Dr. Karl Mobbs, a forensic psychiatrist, and Robert Stanulis, a forensic psychologist, both examined Wolfgang. Mobbs testified for the prosecution, Stanulis for the defense.

Mobbs concluded Wolfgang was capable of functioning in a logical fashion, thus possessed the capacity to form intent.

There was no diagnosis to indicate he was criminally insane at the time of the incident, Mobbs said, and no evidence of mental illness. He was not forced into confessing anything as a result of lengthy interrogation by the detectives.

Wolfgang repeatedly testified he could not remember specific events leading up to and following the crime. The defense suggested he might be suffering from a form of amnesia.

“There are reports of amnesia claims related to a murder,” Stanulis said. “What happened is pushed out of someone’s consciousness. The idea of killing someone has been pushed from memory.”

Stanulis said it’s possible a mental disorder led Wolfgang to recall events so poorly and change change his story so many times.

As part of his closing argument, Wiles showed photos of Adelman to Collins. He explained the victim was a father, a grandfather and a friend to many, none of whom can ever enjoy his company again because Wolfgang committed the murder.

“We now know the defendant did it,” Wiles said. “He had motives and intent. He was in control of his conduct. It was deliberate.”

Wiles produced journal entries Wolfgang had made during his time on the property. They included a “bad man removal list” with Adelman’s name on it, and a swastika next to Adelman’s name in another entry.

Fredrick, an experienced criminal defense attorney, conceded the case was challenging for her.

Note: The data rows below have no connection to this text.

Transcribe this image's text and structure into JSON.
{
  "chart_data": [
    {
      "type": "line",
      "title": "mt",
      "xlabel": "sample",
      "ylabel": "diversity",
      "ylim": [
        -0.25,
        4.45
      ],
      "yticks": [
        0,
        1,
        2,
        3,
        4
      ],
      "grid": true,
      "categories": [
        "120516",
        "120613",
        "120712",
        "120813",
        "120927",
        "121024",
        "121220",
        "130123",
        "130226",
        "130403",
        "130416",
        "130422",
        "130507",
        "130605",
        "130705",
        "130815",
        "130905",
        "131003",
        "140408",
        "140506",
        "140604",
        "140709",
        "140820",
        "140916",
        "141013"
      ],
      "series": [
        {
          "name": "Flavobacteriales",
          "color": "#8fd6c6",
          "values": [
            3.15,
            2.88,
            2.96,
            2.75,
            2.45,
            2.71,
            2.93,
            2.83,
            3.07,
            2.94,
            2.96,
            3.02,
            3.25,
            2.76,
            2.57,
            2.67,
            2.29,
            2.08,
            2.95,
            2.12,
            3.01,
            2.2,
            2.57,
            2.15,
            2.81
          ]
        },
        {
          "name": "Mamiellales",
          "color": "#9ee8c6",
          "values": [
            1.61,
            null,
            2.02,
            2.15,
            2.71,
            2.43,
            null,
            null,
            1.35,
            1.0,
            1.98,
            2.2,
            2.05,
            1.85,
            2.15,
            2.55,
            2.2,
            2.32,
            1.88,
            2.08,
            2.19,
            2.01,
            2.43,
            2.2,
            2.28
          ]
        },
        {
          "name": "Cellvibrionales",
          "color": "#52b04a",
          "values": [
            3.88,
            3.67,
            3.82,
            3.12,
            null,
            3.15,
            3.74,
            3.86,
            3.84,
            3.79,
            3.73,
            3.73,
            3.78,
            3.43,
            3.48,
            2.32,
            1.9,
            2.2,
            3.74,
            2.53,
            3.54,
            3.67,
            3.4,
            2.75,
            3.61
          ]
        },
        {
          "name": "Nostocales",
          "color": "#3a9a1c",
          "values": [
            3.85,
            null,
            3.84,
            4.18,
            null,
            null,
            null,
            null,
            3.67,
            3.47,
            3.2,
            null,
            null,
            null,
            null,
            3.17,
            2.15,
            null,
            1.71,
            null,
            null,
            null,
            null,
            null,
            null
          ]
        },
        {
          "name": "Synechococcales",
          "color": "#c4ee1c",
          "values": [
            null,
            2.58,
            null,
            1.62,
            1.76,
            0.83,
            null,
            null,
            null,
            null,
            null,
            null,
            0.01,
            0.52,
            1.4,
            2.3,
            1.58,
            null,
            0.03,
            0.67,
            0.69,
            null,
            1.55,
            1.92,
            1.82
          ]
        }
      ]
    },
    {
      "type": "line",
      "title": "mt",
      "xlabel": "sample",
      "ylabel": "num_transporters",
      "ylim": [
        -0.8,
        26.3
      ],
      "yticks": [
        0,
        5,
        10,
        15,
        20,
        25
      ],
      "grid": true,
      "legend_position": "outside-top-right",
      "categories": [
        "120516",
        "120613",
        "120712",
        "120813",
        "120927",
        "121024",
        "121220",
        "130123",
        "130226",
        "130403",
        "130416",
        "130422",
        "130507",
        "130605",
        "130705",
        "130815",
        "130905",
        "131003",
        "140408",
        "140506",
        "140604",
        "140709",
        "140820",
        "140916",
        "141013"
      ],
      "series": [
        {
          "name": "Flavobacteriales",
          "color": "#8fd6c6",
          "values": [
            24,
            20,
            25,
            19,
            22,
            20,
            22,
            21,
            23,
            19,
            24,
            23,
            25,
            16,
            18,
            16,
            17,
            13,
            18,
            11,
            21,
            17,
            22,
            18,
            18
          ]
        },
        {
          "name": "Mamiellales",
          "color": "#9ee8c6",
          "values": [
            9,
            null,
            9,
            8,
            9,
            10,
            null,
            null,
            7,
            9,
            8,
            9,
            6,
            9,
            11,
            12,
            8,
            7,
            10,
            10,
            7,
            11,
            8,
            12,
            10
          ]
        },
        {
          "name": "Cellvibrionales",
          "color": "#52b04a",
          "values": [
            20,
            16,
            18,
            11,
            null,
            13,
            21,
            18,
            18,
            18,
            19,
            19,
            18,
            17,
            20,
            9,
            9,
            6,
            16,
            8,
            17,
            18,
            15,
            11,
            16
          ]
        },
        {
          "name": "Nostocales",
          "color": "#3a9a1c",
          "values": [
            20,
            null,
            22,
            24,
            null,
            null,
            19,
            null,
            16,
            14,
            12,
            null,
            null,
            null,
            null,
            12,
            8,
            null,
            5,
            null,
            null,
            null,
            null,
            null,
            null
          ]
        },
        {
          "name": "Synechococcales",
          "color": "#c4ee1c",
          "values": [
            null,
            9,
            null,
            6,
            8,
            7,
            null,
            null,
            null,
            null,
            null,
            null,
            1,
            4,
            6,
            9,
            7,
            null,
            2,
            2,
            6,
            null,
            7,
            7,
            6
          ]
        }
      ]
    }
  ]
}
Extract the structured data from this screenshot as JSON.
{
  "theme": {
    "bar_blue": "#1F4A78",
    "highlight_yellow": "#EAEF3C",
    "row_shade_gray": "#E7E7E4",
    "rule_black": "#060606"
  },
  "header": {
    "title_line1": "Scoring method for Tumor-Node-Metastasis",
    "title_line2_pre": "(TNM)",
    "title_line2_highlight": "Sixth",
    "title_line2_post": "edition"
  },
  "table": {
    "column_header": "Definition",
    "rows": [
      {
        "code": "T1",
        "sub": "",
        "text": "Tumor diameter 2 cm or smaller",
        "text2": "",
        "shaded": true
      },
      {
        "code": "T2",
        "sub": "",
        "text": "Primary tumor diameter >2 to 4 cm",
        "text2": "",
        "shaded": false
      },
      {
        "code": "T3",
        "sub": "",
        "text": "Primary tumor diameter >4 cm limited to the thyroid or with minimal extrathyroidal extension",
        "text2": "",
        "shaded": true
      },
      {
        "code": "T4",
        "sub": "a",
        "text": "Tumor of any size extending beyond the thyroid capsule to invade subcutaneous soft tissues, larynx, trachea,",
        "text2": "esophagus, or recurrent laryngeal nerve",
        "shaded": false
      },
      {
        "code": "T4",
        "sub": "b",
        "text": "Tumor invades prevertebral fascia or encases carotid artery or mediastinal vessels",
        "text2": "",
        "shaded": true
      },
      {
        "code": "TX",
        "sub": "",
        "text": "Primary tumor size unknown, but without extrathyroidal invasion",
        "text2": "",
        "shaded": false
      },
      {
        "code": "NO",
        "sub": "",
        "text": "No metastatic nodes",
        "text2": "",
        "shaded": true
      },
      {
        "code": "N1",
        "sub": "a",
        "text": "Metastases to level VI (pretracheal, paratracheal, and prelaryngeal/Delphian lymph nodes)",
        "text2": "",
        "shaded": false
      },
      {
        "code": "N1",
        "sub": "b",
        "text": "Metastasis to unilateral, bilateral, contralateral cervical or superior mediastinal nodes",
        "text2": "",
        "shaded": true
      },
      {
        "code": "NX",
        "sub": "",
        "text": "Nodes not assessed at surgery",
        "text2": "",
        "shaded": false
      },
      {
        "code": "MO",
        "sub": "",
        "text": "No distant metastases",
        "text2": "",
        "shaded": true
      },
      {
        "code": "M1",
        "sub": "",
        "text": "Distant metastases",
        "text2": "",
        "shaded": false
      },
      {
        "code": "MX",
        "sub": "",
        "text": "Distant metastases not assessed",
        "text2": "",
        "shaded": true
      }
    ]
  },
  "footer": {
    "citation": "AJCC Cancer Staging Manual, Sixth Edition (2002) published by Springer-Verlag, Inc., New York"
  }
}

She noted Wolfgang denied any involvement when he took the witness stand. “He has asserted his innocence,” she said.

Fredrick’s closing witness was Wolfgang’s younger brother, Leonard Vogel, who testified via speaker phone from another state.

“He’s really good with people,” Vogel said. “I don’t know if I’ve ever known him to have a fight with anyone, physically or verbally. He had a likable personality. I enjoyed his company.”

However, Vogel said he hadn’t seen his brother since the mid-1990s.